According to CryptoPotato, the notorious crypto-hacking group Pink Drainer has been implicated in a sophisticated phishing scam that resulted in the loss of $4.4 million worth of Chainlink (LINK) tokens. The cyber heist targeted a single victim who was deceived into signing a transaction linked to the 'Increase Approval' function, a standard procedure in the crypto world that allows users to set limits on the number of tokens accessible for transfer by another wallet. Without the victim's knowledge, this action enabled the unauthorized transfer of 275,700 LINK tokens in two separate transactions.
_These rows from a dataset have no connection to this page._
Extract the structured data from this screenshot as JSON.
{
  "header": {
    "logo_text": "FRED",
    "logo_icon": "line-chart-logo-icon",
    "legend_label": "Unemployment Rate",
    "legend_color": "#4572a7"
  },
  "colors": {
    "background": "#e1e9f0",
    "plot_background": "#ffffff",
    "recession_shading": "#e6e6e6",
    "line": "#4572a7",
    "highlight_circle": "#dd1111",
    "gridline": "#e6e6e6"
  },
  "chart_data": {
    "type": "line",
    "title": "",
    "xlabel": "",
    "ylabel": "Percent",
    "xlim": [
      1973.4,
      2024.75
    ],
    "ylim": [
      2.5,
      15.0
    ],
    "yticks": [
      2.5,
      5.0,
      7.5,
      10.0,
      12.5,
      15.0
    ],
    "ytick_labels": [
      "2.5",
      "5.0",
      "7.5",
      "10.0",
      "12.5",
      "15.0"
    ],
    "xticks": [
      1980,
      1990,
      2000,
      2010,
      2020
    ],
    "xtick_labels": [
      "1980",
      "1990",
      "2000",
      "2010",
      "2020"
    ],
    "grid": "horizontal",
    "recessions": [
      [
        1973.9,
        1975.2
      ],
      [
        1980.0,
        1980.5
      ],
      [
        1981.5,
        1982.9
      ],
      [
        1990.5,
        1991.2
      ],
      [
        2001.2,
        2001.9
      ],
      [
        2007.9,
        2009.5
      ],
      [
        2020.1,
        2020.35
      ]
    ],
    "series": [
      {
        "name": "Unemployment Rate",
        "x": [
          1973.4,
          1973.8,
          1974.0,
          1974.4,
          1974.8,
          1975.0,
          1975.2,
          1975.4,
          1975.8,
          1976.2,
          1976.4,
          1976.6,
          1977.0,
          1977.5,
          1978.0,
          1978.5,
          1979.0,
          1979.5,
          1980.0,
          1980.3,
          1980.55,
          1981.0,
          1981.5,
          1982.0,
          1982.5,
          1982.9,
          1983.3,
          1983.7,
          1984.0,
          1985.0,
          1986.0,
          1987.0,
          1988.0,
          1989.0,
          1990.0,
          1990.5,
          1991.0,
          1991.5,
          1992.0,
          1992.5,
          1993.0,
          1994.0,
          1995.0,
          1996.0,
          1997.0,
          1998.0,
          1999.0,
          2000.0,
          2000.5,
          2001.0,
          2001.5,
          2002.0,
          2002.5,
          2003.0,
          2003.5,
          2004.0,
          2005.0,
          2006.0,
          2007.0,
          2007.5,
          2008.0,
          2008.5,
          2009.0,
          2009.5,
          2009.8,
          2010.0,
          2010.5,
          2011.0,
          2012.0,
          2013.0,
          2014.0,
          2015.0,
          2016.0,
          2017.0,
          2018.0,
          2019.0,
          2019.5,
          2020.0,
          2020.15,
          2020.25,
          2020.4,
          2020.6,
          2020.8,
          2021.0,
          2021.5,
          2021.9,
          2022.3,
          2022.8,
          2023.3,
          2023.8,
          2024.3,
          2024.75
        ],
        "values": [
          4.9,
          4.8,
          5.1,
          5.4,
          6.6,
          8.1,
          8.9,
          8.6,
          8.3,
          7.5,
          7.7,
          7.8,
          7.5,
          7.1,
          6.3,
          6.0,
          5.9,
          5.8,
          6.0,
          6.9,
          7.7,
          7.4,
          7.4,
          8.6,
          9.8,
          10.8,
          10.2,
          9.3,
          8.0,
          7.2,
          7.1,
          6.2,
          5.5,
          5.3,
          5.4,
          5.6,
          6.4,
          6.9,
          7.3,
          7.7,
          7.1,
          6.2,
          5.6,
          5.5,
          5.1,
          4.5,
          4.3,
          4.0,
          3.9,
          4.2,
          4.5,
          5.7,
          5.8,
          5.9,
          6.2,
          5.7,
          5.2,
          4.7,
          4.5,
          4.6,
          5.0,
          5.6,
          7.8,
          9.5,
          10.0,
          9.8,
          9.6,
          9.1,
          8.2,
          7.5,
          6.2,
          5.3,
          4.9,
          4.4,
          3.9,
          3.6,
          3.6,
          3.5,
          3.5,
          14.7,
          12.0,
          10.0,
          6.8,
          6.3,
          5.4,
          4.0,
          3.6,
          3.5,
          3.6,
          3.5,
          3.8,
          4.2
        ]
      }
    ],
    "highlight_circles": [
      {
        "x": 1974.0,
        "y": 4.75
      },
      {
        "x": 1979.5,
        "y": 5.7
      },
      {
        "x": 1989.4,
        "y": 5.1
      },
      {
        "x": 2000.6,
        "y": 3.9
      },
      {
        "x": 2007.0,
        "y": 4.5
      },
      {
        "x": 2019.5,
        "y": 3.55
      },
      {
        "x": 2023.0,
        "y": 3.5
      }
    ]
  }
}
Crypto-security platform Scam Sniffer revealed that the tokens were drained in two transfers, with 68,925 LINK tokens initially diverted to a wallet tagged by Etherscan as 'PinkDrainer: Wallet 2.' The remaining 206,775 LINK tokens were sent to a different address ending with 'E70e.' Renowned crypto detective ZachXBT disclosed that the stolen funds were quickly converted into Ethereum (ETH) and laundered through the eXch service, making the assets more difficult to trace.
Scam Sniffer's investigation confirms the involvement of the Pink Drainer group in this heist, although the exact method used to coerce the victim into authorizing the token transfer remains unclear. The platform has identified at least 10 new scam sites connected to Pink Drainer in the last 24 hours alone. The group, known for its high-profile attacks on platforms such as Twitter and Discord, has been linked to incidents involving Evomos, Pika Protocol, and Orbiter Finance. Earlier this year, they were also implicated in a scam posing as crypto journalists, leading to the theft of approximately $3 million from over 1,932 victims. The latest data from Dune Analytics indicates an escalation in Pink Drainer's activities, with total losses amounting to $18.7 million, affecting 9,068 victims as of December 19.